Sofosbuvir+Daclatasvir results shine – bad news for Epclusa and Maviret?

The combination of Sovaldi (Sofosbuvir) and Daklinza (Daclatasvir) was the world’s first pan-genotypic Hepatitis C treatment. In the USA and Europe the $140,000 price tag of this combination means it has seen relatively little use, but in the world of generics it has seen extensive use because Daclatasvir is much cheaper to produce than either Ledipasvir (in Harvoni) or Velpatasvir (in Epclusa) so it provides the least expensive treatment option.

Ok, so it’s more affordable, but is it as good as either Epclusa or Maviret? These are the new kids on the block, they are more expensive, so surely they are newer and must be better? Not really…

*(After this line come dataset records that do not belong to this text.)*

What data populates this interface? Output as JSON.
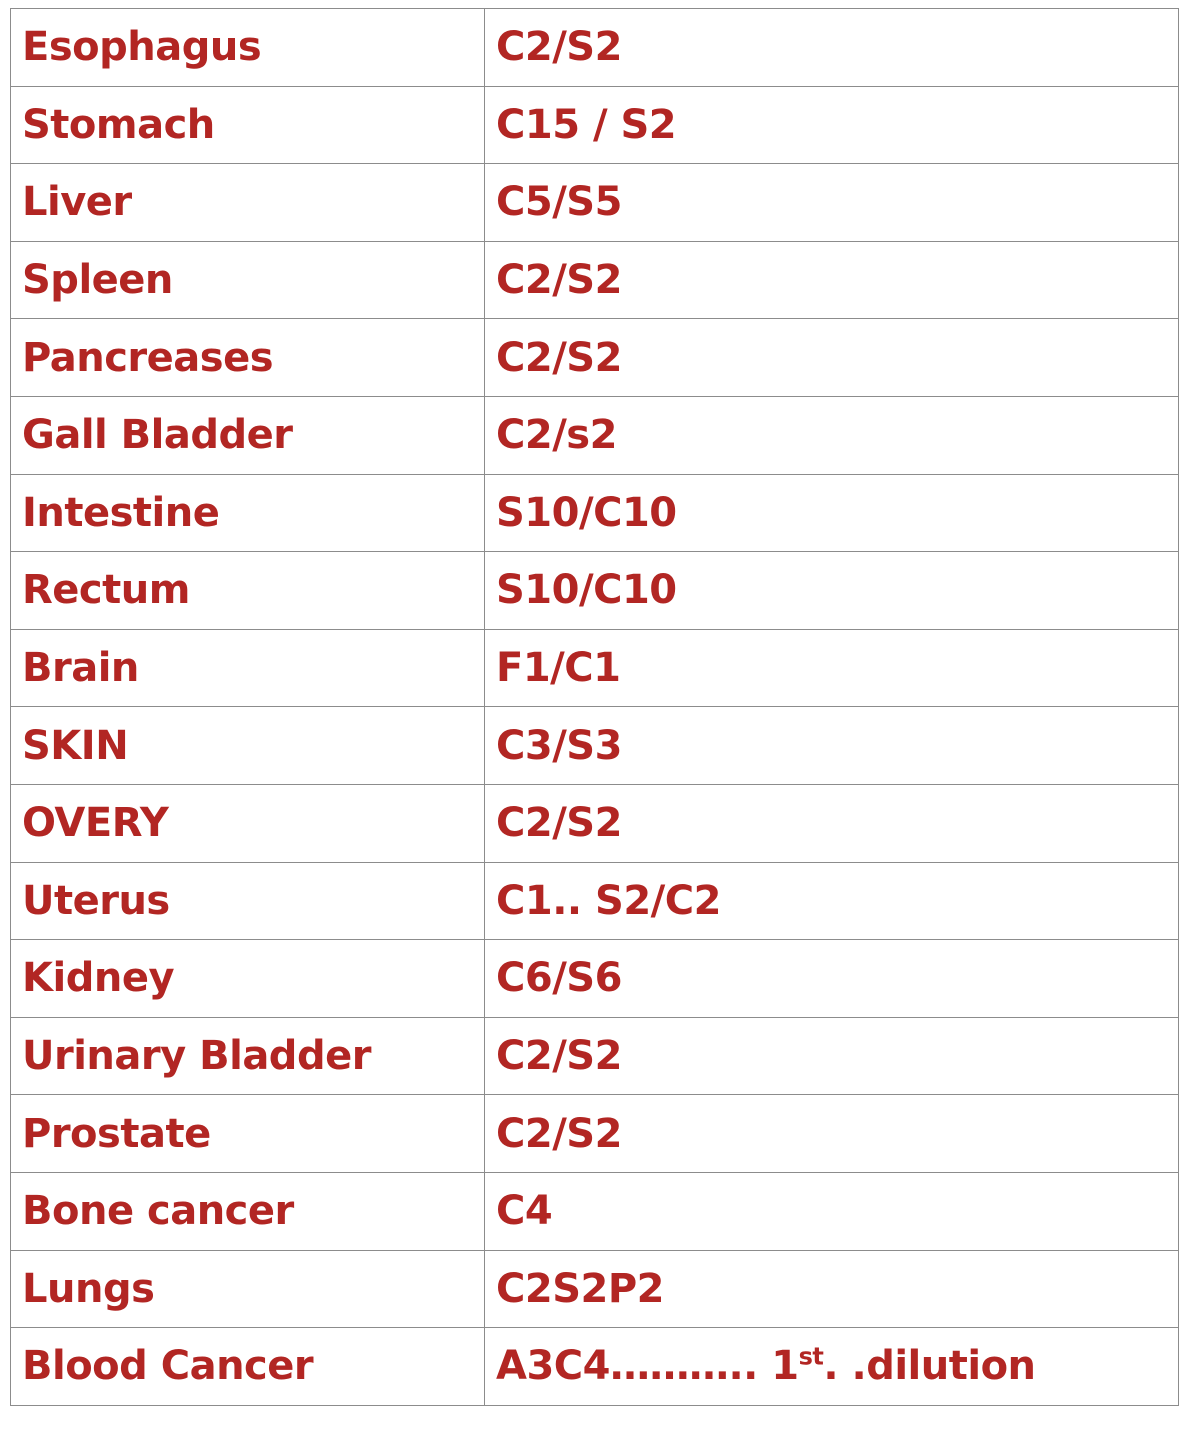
{
  "colors": {
    "text": "#b22623",
    "border": "#8c8c8c",
    "background": "#ffffff"
  },
  "rows": [
    {
      "organ": "Esophagus",
      "remedy": "C2/S2"
    },
    {
      "organ": "Stomach",
      "remedy": "C15 / S2"
    },
    {
      "organ": "Liver",
      "remedy": "C5/S5"
    },
    {
      "organ": "Spleen",
      "remedy": "C2/S2"
    },
    {
      "organ": "Pancreases",
      "remedy": "C2/S2"
    },
    {
      "organ": "Gall Bladder",
      "remedy": "C2/s2"
    },
    {
      "organ": "Intestine",
      "remedy": "S10/C10"
    },
    {
      "organ": "Rectum",
      "remedy": "S10/C10"
    },
    {
      "organ": "Brain",
      "remedy": "F1/C1"
    },
    {
      "organ": "SKIN",
      "remedy": "C3/S3"
    },
    {
      "organ": "OVERY",
      "remedy": "C2/S2"
    },
    {
      "organ": "Uterus",
      "remedy": "C1.. S2/C2"
    },
    {
      "organ": "Kidney",
      "remedy": "C6/S6"
    },
    {
      "organ": "Urinary Bladder",
      "remedy": "C2/S2"
    },
    {
      "organ": "Prostate",
      "remedy": "C2/S2"
    },
    {
      "organ": "Bone cancer",
      "remedy": "C4"
    },
    {
      "organ": "Lungs",
      "remedy": "C2S2P2"
    },
    {
      "organ": "Blood Cancer",
      "remedy": "",
      "remedy_parts": {
        "prefix": "A3C4……….. 1",
        "superscript": "st",
        "suffix": ". .dilution"
      }
    }
  ]
}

Abbvie conducted a trial called ENDURANCE-3 which demonstrated that Maviret – Glecaprevir + Pibrentasvir – (G/P) is “non-inferior” to the combination of Sofosbuvir + Daclatasvir (SOF/DCV). What is “non-inferior”? Well SOF/DCV achieved 97% SVR and G/P achieved 95% SVR12 in the difficult to treat GT3 population. Maviret is “non-inferior” is one way of phrasing it. SOF/DCV is “slightly superior” would be another way although this is not statistically significant.

Our REDEMPTION trials put the results for generic SOF/DCV in the range 93% (for GT3) to 100% (for GT2, GT5 and GT6) with 97% in GT1 and 95% in GT4 and are based on the results of over 1000 patients.

Published two days ago we have Generic daclatasvir plus sofosbuvir, with or without ribavirin, in treatment of chronic hepatitis C: real-world results from 18 378 patients in Egypt – where the overall results were 95.1%

So there you have it. We have 3 pan-genotypic options. They are all good, and all hit ~95%+ cure. Two are newer, more expensive, and have far less real-world proof. Strip off the marketing hype and if you were looking towards mass scale treatment  SOF/DCV looks like the go-to medication because you can get the same cure rates for less cost, at least when using generics.